Kwek also said last year that skyrocketing prices and restrictive rules made buying residential land in Singapore “suicidal.” Still, that hasn’t stopped international developers from rushing in.
Land prices in some parts of the island-state are climbing at three times the pace of apartment costs, with plot values rising by an average 30 percent per year since early 2011, according to property broker Chesterton Singapore Pte, which used government auction data.
“The increase in land prices has had a tremendous impact on developers’ profit margins,” said Donald Han, managing director of Chesterton’s Singapore unit. “Developers that used to enjoy margins in excess of 20 percent will now have to contend with narrower returns.”
While home prices fell in the fourth quarter, housing values climbed 1.1 percent in 2013, increasing for a fifth year. That’s the longest stretch of annual gains since the data was available two decades ago.
For the full year, CapitaLand sold 1,260 homes, almost twice the 681 a year earlier, it said in the statement. Revenue was boosted by developments such as Bedok Residences in an eastern suburb that will also include a retail mall, as well as Urban Resort next to the Orchard Road shopping belt.
“On the sidelines, there is a lot of liquidity just waiting for the opportunities,” Lim, 50, said.
Demand for Singapore homes is expected to “further moderate” in 2014 because of the borrowing limit set by the government and concerns that interest rates will rise, the company said in the earnings statement.

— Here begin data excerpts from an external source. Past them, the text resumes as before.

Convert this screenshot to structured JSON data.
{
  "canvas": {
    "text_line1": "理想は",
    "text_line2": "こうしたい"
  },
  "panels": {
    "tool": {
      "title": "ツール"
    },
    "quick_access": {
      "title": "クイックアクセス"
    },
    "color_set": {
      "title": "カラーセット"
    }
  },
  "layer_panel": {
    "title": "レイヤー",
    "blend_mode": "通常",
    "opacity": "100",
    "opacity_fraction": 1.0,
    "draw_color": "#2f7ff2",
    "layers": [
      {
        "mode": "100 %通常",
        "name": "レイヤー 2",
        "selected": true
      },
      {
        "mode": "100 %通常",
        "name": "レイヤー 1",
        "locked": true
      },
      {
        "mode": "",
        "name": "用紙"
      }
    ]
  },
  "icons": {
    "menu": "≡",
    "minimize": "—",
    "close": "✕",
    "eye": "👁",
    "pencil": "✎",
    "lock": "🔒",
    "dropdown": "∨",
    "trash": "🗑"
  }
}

The government “won’t roll back the loan curbs,” said Alan Cheong, a Singapore-based director at Savills Plc. “They may reverse some measures this year as market sentiment is very weak,” he said, citing examples such as stamp duties and taxes for buyers.
Piyush Gupta, CEO of DBS Group Holdings Ltd., Singapore’s biggest lender, said Feb. 14 there will probably be a 10 percent to 15 percent reduction in home prices in the city-state.
CapitaLand’s Singapore residential business accounts for 10 percent of its total assets, Lim said. The developer is well positioned to weather a decline in prices as its projects are well-located and reasonably priced, he said.
“A lot will also depend on the environment outside,” he said. “If there is another global crisis, the market will come down even more, in which case the government will be in a position to unwind some of the measures.”